The main problem here is that none of the characters are particularly likeable, so it’s difficult to care if they’re killed or not. Where The Purge (2013) took some time to introduce its dysfunctional family, here the emphasis is on quick brush strokes and on to the next set up before anyone realises how little has been invested in creating a group the audience can root for. Leo is as taciturn as you’d expect from a character who occupies an uneasy moral high ground, while Eva, who you might also expect to turn out to be the resourceful heroine is instead relegated to bystander the longer the movie goes on. Cali is too whiny to care about, and Shane and Liz are as irritating as a paper cut – of all five, these are the ones you hope don’t make it to the next morning. However, this isn’t the actors’ fault, but returning writer/director DeMonaco’s, his script trying to cram too much in – the whole third act with the moneyed elite feels like it should be the focus of another instalment, and is as dramatically rushed as the rest of the movie.

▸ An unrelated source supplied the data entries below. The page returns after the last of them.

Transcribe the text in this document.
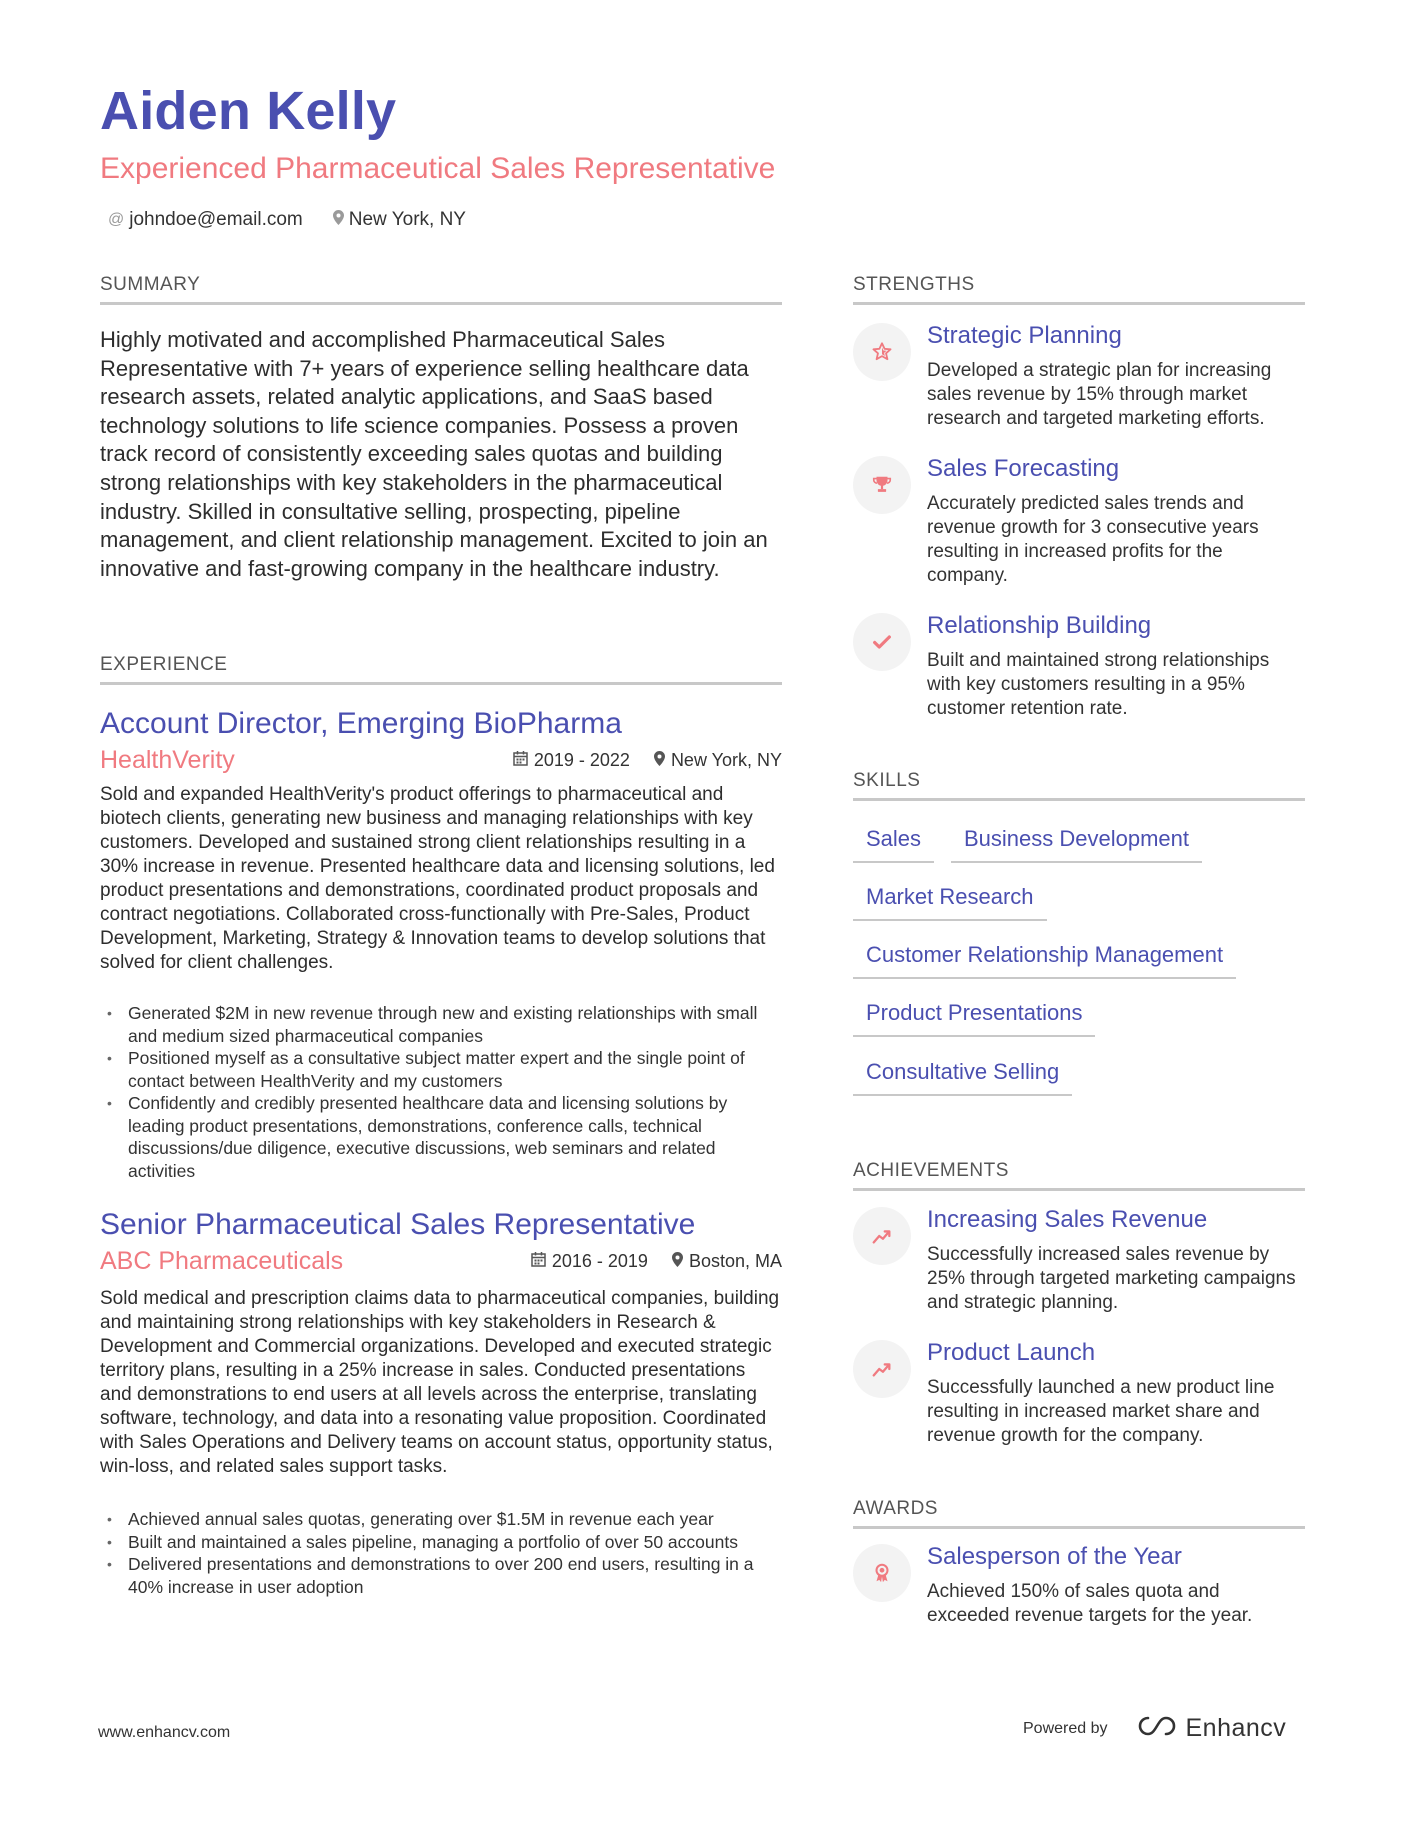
Aiden Kelly
Experienced Pharmaceutical Sales Representative
@ johndoe@email.com New York, NY
SUMMARY
Highly motivated and accomplished Pharmaceutical Sales Representative with 7+ years of experience selling healthcare data research assets, related analytic applications, and SaaS based technology solutions to life science companies. Possess a proven track record of consistently exceeding sales quotas and building strong relationships with key stakeholders in the pharmaceutical industry. Skilled in consultative selling, prospecting, pipeline management, and client relationship management. Excited to join an innovative and fast-growing company in the healthcare industry.
EXPERIENCE
Account Director, Emerging BioPharma
HealthVerity	2019 - 2022 New York, NY
Sold and expanded HealthVerity's product offerings to pharmaceutical and biotech clients, generating new business and managing relationships with key customers. Developed and sustained strong client relationships resulting in a 30% increase in revenue. Presented healthcare data and licensing solutions, led product presentations and demonstrations, coordinated product proposals and contract negotiations. Collaborated cross-functionally with Pre-Sales, Product Development, Marketing, Strategy & Innovation teams to develop solutions that solved for client challenges.
• Generated $2M in new revenue through new and existing relationships with small and medium sized pharmaceutical companies
• Positioned myself as a consultative subject matter expert and the single point of contact between HealthVerity and my customers
• Confidently and credibly presented healthcare data and licensing solutions by leading product presentations, demonstrations, conference calls, technical discussions/due diligence, executive discussions, web seminars and related activities
Senior Pharmaceutical Sales Representative
ABC Pharmaceuticals	2016 - 2019 Boston, MA
Sold medical and prescription claims data to pharmaceutical companies, building and maintaining strong relationships with key stakeholders in Research & Development and Commercial organizations. Developed and executed strategic territory plans, resulting in a 25% increase in sales. Conducted presentations and demonstrations to end users at all levels across the enterprise, translating software, technology, and data into a resonating value proposition. Coordinated with Sales Operations and Delivery teams on account status, opportunity status, win-loss, and related sales support tasks.
• Achieved annual sales quotas, generating over $1.5M in revenue each year
• Built and maintained a sales pipeline, managing a portfolio of over 50 accounts
• Delivered presentations and demonstrations to over 200 end users, resulting in a 40% increase in user adoption
STRENGTHS
Strategic Planning
Developed a strategic plan for increasing sales revenue by 15% through market research and targeted marketing efforts.
Sales Forecasting
Accurately predicted sales trends and revenue growth for 3 consecutive years resulting in increased profits for the company.
Relationship Building
Built and maintained strong relationships with key customers resulting in a 95% customer retention rate.
SKILLS
Sales	Business Development
Market Research
Customer Relationship Management
Product Presentations
Consultative Selling
ACHIEVEMENTS
Increasing Sales Revenue
Successfully increased sales revenue by 25% through targeted marketing campaigns and strategic planning.
Product Launch
Successfully launched a new product line resulting in increased market share and revenue growth for the company.
AWARDS
Salesperson of the Year
Achieved 150% of sales quota and exceeded revenue targets for the year.
www.enhancv.com	Powered by	Enhancv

Thanks to its hurried pacing and uninspired plotting, The Purge: Anarchy is only fitfully involving, and with only hints and oblique clues as to the even wider conspiracy still to be explored, the movie feels increasingly like a transition piece, something to keep the audience happy until the bigger story can be worked out and put on screen. That said, there are some nice, incidental touches: the woman covered in blood at the roadside, the bus on fire rolling by in the background, the return of the Stranger (Edwin Hodge) from the first movie, but they’re so few and far between, they make you wonder why the rest of the movie has to be so predictable. The cast do their best with the material but the limitations of their characters defeat them for the most part, and the lack of any real threat – having someone wearing face paint really isn’t scary or threatening any more, not on screen at least – leaves the group’s chances of survival looking more likely than not. DeMonaco directs efficiently enough but without bringing anything new visually or stylistically that we haven’t seen in a hundred other similar movies.
Rating: 5/10 – a calculated sequel that never really takes off, The Purge: Anarchy shows what can happen when a movie is unexpectedly successful and the idea of a franchise is borne; future Purges will need to be more tightly focused than this episode, and with characters the audience can invest in emotionally, otherwise the series may well find itself purged of anyone who’s interested.